Okuduğum gazetelerden, dinlediğim haberlerden ve yaşanan karmaşalardan sonra ne yazmalıyım diye çok düşündüm
İtiraf etmeliyim ki olay yaratacak, hükümeti sarsacak, okurlarımdan alkış alacak hiçbir konu bulamadım. Yazılacak çok konu var sanmıştım ki, SIFIRLAMIŞLAR...
İşsizlik sıfırlanmışsa, yolsuzluk sıfırlanmışsa, yoksulluk sıfırlanmışsa, yasaklar sıfırlanmışsa
Ben daha hangi sorunu yazmalıyım ki?
Yazacak, sorun bulamadım
.
İleri demokrasideysek, istihdam sorunu yaşamıyorsak, milyoner sayımız artmışken... Ben daha hangi sorundan bahsedebilirim ki?

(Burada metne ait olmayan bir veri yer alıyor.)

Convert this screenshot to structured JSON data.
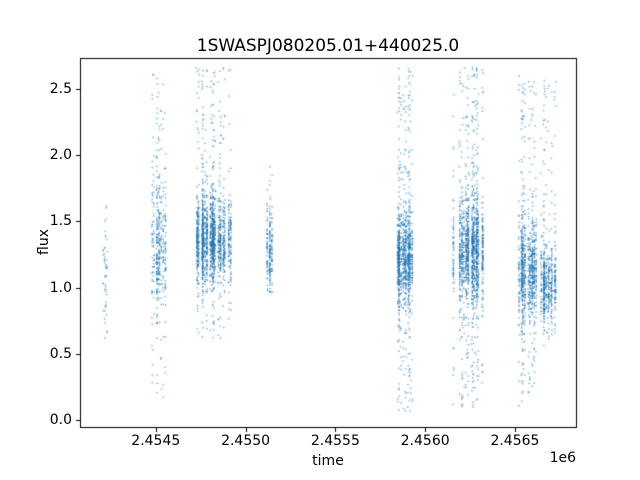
{
  "chart_data": {
    "type": "scatter",
    "title": "1SWASPJ080205.01+440025.0",
    "xlabel": "time",
    "ylabel": "flux",
    "x_offset_text": "1e6",
    "xlim": [
      2454078,
      2456840
    ],
    "ylim": [
      -0.05,
      2.73
    ],
    "xticks": [
      2454500,
      2455000,
      2455500,
      2456000,
      2456500
    ],
    "xtick_labels": [
      "2.4545",
      "2.4550",
      "2.4555",
      "2.4560",
      "2.4565"
    ],
    "yticks": [
      0.0,
      0.5,
      1.0,
      1.5,
      2.0,
      2.5
    ],
    "ytick_labels": [
      "0.0",
      "0.5",
      "1.0",
      "1.5",
      "2.0",
      "2.5"
    ],
    "grid": false,
    "legend": null,
    "marker_color": "#1f77b4",
    "marker_alpha": 0.6,
    "marker_size": 1.4,
    "colors": {
      "background": "#ffffff",
      "spine": "#000000",
      "text": "#000000"
    },
    "description": "Light-curve scatter: nightly vertical streaks of flux measurements grouped into observing seasons",
    "clusters": [
      {
        "t_center": 2454217,
        "t_halfwidth": 14,
        "nights": 5,
        "n_points": 50,
        "flux_mean": 1.15,
        "flux_sd": 0.26,
        "tail_frac": 0.1,
        "flux_min": 0.6,
        "flux_max": 1.66
      },
      {
        "t_center": 2454501,
        "t_halfwidth": 55,
        "nights": 12,
        "n_points": 430,
        "flux_mean": 1.32,
        "flux_sd": 0.24,
        "tail_frac": 0.2,
        "flux_min": 0.15,
        "flux_max": 2.62
      },
      {
        "t_center": 2454824,
        "t_halfwidth": 100,
        "nights": 26,
        "n_points": 1700,
        "flux_mean": 1.36,
        "flux_sd": 0.16,
        "tail_frac": 0.16,
        "flux_min": 0.62,
        "flux_max": 2.66
      },
      {
        "t_center": 2455136,
        "t_halfwidth": 16,
        "nights": 4,
        "n_points": 210,
        "flux_mean": 1.28,
        "flux_sd": 0.16,
        "tail_frac": 0.06,
        "flux_min": 0.95,
        "flux_max": 1.92
      },
      {
        "t_center": 2455882,
        "t_halfwidth": 48,
        "nights": 14,
        "n_points": 1100,
        "flux_mean": 1.22,
        "flux_sd": 0.18,
        "tail_frac": 0.24,
        "flux_min": 0.05,
        "flux_max": 2.66
      },
      {
        "t_center": 2456238,
        "t_halfwidth": 90,
        "nights": 24,
        "n_points": 1500,
        "flux_mean": 1.27,
        "flux_sd": 0.2,
        "tail_frac": 0.24,
        "flux_min": 0.1,
        "flux_max": 2.66
      },
      {
        "t_center": 2456567,
        "t_halfwidth": 58,
        "nights": 16,
        "n_points": 900,
        "flux_mean": 1.12,
        "flux_sd": 0.18,
        "tail_frac": 0.22,
        "flux_min": 0.1,
        "flux_max": 2.6
      },
      {
        "t_center": 2456689,
        "t_halfwidth": 45,
        "nights": 12,
        "n_points": 560,
        "flux_mean": 1.02,
        "flux_sd": 0.14,
        "tail_frac": 0.18,
        "flux_min": 0.55,
        "flux_max": 2.6
      }
    ]
  }
}
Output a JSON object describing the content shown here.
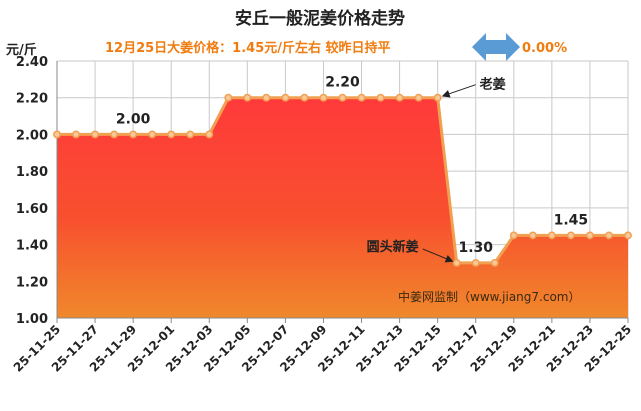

Fuhuş artmışsa, icra dosyaları patlamışsa, insanlar çöplerden ekmek arıyorsa
bana niye suç buluyorsunuz ki?
Hak, hukuk, adalet tıkır tıkır işlerken, halk çok memnun! ´Türkiye seninle gurur duyuyor´ seslerini duymuyor musunuz?
Anlamıyorum, siz hangi adaletsizliklerden bahsediyorsunuz ki?
Bugün her şey güllük gülistanlıksa, ülkemde ve kentimde
Ohhhh ne güzel hayat bu
... Bitmişim de okeye dönüyorum zevkten
.
Gerisi hikaye
...
Başta söylediğim gibi; bugün olay yaratacak, hükümeti sarsacak, okurlarımdan alkış alacak bir konu bulamadım
Özür dilerim
Yürütmenin başındakiler tüm sorunları SIFIRLAMIŞLAR... Ben daha ne yazacağım ki? Yazacak konu mu kaldı? Varsa siz söyleyin...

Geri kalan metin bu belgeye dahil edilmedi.